La Grèce en grève contre les nouvelles mesures d’austérité

Photo AFP
Des manifestants brulent un drapeau allemand alors qu’ils tentent d’entrer dans le parlement grec à Athènes où a lieu une grève générale de 24 heures.

Une tendance mondiale qui va en s’accentuant.

Devant la perspective d’un nouveau train de mesures d’austérité possibles imposées par les créanciers du pays. La Grèce tourne au ralenti en raison d’une grève générale de 24 heures lancée par les deux principaux syndicats du privé et du public.

Sous le mot d’ordre «Ça suffit, on ne peut plus!», les sympathisants de la centrale syndicale du privé, la GSEE comptant 700 000 adhérents et celle du public, l’Adedy, comptant 350 000 membres ont manifesté à Syntagma, la place centrale d’Athènes, théâtre de manifestations massives depuis le début de la crise, il y a deux ans. Le plus grand cortège de manifestants était celui des sympathisants du syndicat procommuniste, le Front de lutte des travailleurs (Pame).

Au total, uniquement dans les rues des deux principales villes du pays, soit Athènes et Salonique au nord, la police recensait 20 000 personnes réunies pour s’opposer aux licenciements dans la fonction publique, à la baisse du salaire minimum et aux réductions des retraites complémentaires. Les manifestants résumaient ainsi leurs objections aux nouvelles réformes demandées par les créanciers du pays, zone euro, BCE et FMI qui en échange d’un engagement de la Grèce en faveur de ces mesures, ceux-ci s’apprêtent à accorder un deuxième prêt d’au moins 130 milliards d’euros, qui ferait suite aux 110 milliards accordés en mai 2010.

La Grèce en a besoin pour régler une obligation de 14,5 milliards d’euros, qui arrive à échéance le 20 mars prochain. Pour sécuriser l’aide européenne qui doit permettre d’éviter un défaut de paiement au pays dès le mois de mars, le gouvernement vise des économies budgétaires supplémentaires de l’ordre de 1,5% du PIB, soit environ 3,3 milliards d’euros.

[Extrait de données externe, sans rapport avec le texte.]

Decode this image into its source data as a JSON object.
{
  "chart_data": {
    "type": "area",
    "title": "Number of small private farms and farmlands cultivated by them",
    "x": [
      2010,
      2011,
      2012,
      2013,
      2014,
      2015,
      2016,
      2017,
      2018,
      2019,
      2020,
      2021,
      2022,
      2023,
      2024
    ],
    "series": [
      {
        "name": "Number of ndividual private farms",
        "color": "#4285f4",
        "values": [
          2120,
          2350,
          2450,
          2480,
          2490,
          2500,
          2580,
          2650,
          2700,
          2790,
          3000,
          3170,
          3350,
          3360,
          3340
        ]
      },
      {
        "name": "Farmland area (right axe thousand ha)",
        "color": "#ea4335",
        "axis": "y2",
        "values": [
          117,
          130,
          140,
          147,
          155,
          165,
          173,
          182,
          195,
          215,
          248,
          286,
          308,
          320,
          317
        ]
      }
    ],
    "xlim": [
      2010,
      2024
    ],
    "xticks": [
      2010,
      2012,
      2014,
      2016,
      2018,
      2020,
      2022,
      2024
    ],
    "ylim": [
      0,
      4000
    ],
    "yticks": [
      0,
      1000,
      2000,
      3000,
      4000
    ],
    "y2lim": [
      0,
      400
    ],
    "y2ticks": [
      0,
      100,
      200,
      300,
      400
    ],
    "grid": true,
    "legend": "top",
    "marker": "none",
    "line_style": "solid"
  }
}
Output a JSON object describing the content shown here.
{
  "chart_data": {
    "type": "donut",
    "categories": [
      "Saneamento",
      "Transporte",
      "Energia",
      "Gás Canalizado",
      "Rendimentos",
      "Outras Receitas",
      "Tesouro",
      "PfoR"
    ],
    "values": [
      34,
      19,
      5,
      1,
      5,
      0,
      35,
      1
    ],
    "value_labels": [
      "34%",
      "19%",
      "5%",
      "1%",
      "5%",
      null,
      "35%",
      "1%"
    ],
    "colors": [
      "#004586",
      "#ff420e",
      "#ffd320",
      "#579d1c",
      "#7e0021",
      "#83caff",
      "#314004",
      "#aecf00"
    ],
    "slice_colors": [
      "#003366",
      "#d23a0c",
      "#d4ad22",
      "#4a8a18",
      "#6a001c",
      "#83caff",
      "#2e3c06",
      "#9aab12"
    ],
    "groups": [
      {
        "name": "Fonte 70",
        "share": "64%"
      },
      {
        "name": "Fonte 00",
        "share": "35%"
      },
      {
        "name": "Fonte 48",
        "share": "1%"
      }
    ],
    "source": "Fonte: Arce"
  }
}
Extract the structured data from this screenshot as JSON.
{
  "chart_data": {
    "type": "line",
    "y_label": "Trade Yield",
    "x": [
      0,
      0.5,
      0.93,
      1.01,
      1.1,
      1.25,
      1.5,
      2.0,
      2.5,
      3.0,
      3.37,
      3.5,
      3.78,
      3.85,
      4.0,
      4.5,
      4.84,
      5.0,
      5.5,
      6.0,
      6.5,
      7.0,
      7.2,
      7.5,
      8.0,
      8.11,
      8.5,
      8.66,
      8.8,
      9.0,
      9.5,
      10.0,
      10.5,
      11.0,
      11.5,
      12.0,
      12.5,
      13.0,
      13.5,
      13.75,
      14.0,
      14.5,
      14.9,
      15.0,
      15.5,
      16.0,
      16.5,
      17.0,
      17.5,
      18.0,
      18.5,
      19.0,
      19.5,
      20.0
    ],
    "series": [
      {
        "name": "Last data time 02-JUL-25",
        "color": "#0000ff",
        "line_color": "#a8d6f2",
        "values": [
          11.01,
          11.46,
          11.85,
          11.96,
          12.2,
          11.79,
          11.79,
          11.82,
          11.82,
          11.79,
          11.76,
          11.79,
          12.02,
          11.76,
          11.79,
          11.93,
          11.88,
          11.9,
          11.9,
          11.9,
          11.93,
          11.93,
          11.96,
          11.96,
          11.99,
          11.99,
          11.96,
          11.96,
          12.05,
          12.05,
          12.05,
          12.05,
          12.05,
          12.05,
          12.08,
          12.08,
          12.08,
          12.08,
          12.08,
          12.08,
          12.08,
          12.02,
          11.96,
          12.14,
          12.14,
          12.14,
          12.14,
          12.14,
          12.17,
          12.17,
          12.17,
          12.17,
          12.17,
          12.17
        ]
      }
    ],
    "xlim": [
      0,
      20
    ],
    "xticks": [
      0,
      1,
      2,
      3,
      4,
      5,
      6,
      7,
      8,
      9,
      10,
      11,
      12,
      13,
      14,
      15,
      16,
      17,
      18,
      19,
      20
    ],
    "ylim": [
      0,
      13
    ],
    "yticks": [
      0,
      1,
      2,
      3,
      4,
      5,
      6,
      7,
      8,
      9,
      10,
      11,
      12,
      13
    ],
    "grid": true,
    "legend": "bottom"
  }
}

Mais la pilule ne passe plus auprès de la population grecque, qui a déjà accepté une première cure d’austérité depuis le printemps 2010 et ce, dans un pays plongé dans la récession depuis quatre ans, et où les prix à la consommation et les taxes continuent de s’envoler.

Tandis que des arrêts de travail ont été observés dans les transports urbains, le métro et les bus, écoles, ministères, hôpitaux, médias publics et banques étaient touchés par la grève, Les bateaux sont restés à quai, tandis que les trains ne fonctionnaient pas. En revanche, aucune annulation n’était annoncée dans le transport aérien.